Director Michael Winner’s career is symbolic of the whole genre. He started off as a perfectly respectable British director of forgettable B-movies (The Nightcomers, The Games, etc.) then he became Bronson’s go-to director (making solid actioners like The Mechanic). Death Wish was their fourth film in a row together. But then he made the famously bad super-dud Won Ton Ton, the Dog Who Saved Hollywood and it was all downhill. He would helm plenty of bad flicks including the barely released O.J. Simpson action epic Firepower and The Wicked Lady which officially announced the end of Faye Dunaway’s reign as a major leading lady. In between flops he revisited Death Wish with the first sequel and finally Death Wish 3 which would prove to be the culmination of any talent or skill or subtlety being lost forever. The same could be said about Bronson; after credible supporting performances in the ‘60s with major filmmakers like John Sturges (The Magnificent Seven and The Great Escape), Robert Aldrich (The Dirty Dozen) he had his breakthrough lead hero performance in Sergio Leone’s masterpiece Once Upon a Time in the West. By the ‘70s, though he was now a big action star, he had mostly stopped working on the A-list circuit and stopped growing as an actor. By the ‘80s he had become an older caricature of his former self and Death Wish 3 plays like a take-off on his former glory.

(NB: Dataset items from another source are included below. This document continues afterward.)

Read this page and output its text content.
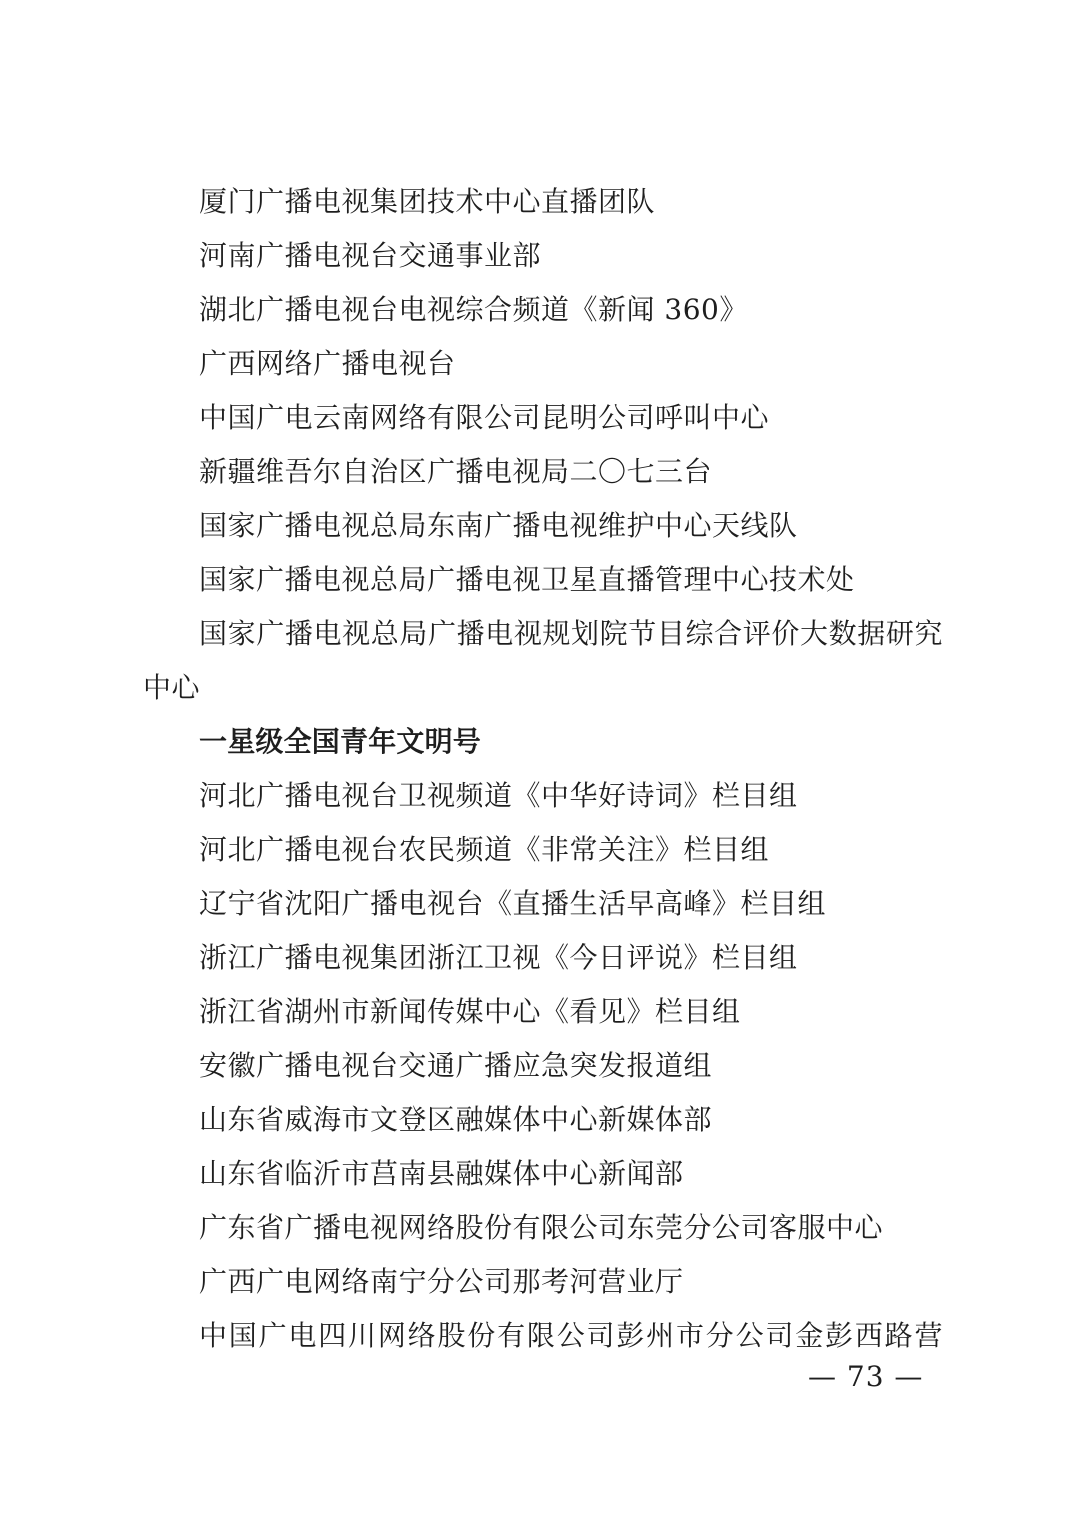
厦门广播电视集团技术中心直播团队
河南广播电视台交通事业部
湖北广播电视台电视综合频道《新闻 360》
广西网络广播电视台
中国广电云南网络有限公司昆明公司呼叫中心
新疆维吾尔自治区广播电视局二〇七三台
国家广播电视总局东南广播电视维护中心天线队
国家广播电视总局广播电视卫星直播管理中心技术处
国家广播电视总局广播电视规划院节目综合评价大数据研究
中心
一星级全国青年文明号
河北广播电视台卫视频道《中华好诗词》栏目组
河北广播电视台农民频道《非常关注》栏目组
辽宁省沈阳广播电视台《直播生活早高峰》栏目组
浙江广播电视集团浙江卫视《今日评说》栏目组
浙江省湖州市新闻传媒中心《看见》栏目组
安徽广播电视台交通广播应急突发报道组
山东省威海市文登区融媒体中心新媒体部
山东省临沂市莒南县融媒体中心新闻部
广东省广播电视网络股份有限公司东莞分公司客服中心
广西广电网络南宁分公司那考河营业厅
中国广电四川网络股份有限公司彭州市分公司金彭西路营
— 73 —
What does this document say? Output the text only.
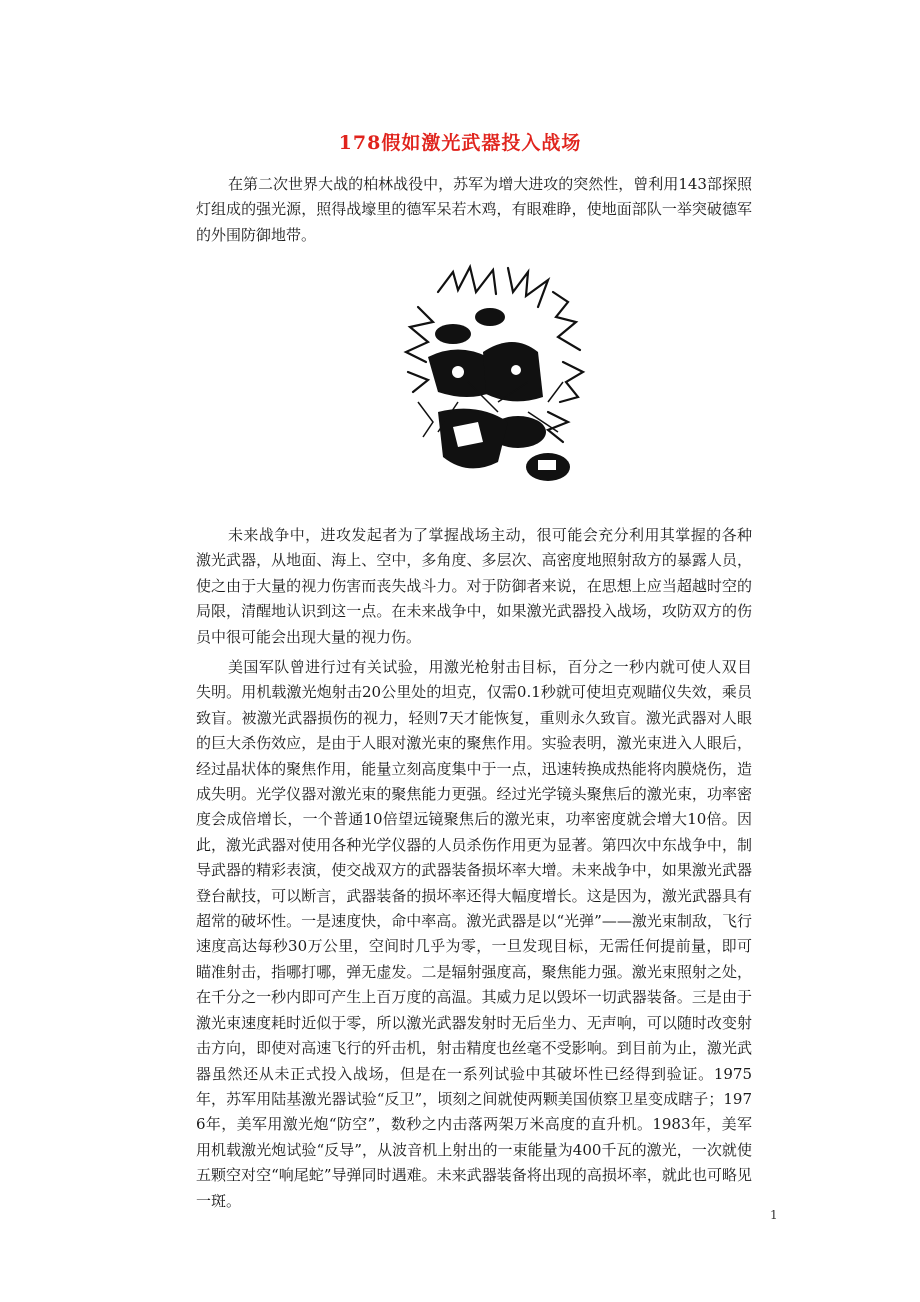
178假如激光武器投入战场

在第二次世界大战的柏林战役中，苏军为增大进攻的突然性，曾利用143部探照灯组成的强光源，照得战壕里的德军呆若木鸡，有眼难睁，使地面部队一举突破德军的外围防御地带。

未来战争中，进攻发起者为了掌握战场主动，很可能会充分利用其掌握的各种激光武器，从地面、海上、空中，多角度、多层次、高密度地照射敌方的暴露人员，使之由于大量的视力伤害而丧失战斗力。对于防御者来说，在思想上应当超越时空的局限，清醒地认识到这一点。在未来战争中，如果激光武器投入战场，攻防双方的伤员中很可能会出现大量的视力伤。

美国军队曾进行过有关试验，用激光枪射击目标，百分之一秒内就可使人双目失明。用机载激光炮射击20公里处的坦克，仅需0.1秒就可使坦克观瞄仪失效，乘员致盲。被激光武器损伤的视力，轻则7天才能恢复，重则永久致盲。激光武器对人眼的巨大杀伤效应，是由于人眼对激光束的聚焦作用。实验表明，激光束进入人眼后，经过晶状体的聚焦作用，能量立刻高度集中于一点，迅速转换成热能将肉膜烧伤，造成失明。光学仪器对激光束的聚焦能力更强。经过光学镜头聚焦后的激光束，功率密度会成倍增长，一个普通10倍望远镜聚焦后的激光束，功率密度就会增大10倍。因此，激光武器对使用各种光学仪器的人员杀伤作用更为显著。第四次中东战争中，制导武器的精彩表演，使交战双方的武器装备损坏率大增。未来战争中，如果激光武器登台献技，可以断言，武器装备的损坏率还得大幅度增长。这是因为，激光武器具有超常的破坏性。一是速度快，命中率高。激光武器是以“光弹”——激光束制敌，飞行速度高达每秒30万公里，空间时几乎为零，一旦发现目标，无需任何提前量，即可瞄准射击，指哪打哪，弹无虚发。二是辐射强度高，聚焦能力强。激光束照射之处，在千分之一秒内即可产生上百万度的高温。其威力足以毁坏一切武器装备。三是由于激光束速度耗时近似于零，所以激光武器发射时无后坐力、无声响，可以随时改变射击方向，即使对高速飞行的歼击机，射击精度也丝毫不受影响。到目前为止，激光武器虽然还从未正式投入战场，但是在一系列试验中其破坏性已经得到验证。1975年，苏军用陆基激光器试验“反卫”，顷刻之间就使两颗美国侦察卫星变成瞎子；1976年，美军用激光炮“防空”，数秒之内击落两架万米高度的直升机。1983年，美军用机载激光炮试验“反导”，从波音机上射出的一束能量为400千瓦的激光，一次就使五颗空对空“响尾蛇”导弹同时遇难。未来武器装备将出现的高损坏率，就此也可略见一斑。

1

The highlight of Death Wish 3, the great scene, is when Bronson takes a late-night stroll for ice cream through this horrible neighborhood (ironically, most of the movie was shot in London, sitting in for NY). He carries an expensive camera to lure the creeps; one known as the Giggler takes the bait, grabs the camera. Bronson drops his Fudgsicle, pulls out his laughably giant handgun, and shoots the guy in the back. If that’s not enough, the rational, good people of the ‘hood step out of their doors and pop out of the windows and begin cheering for him. You see, Bronson isn’t some kind of sadistic serial killer (though the body count he leaves in his path may make it look that way) but actually, Bronson, his furry mustache, and his big gun are inspirational uniters of the community, just doing a little harmless street cleaning.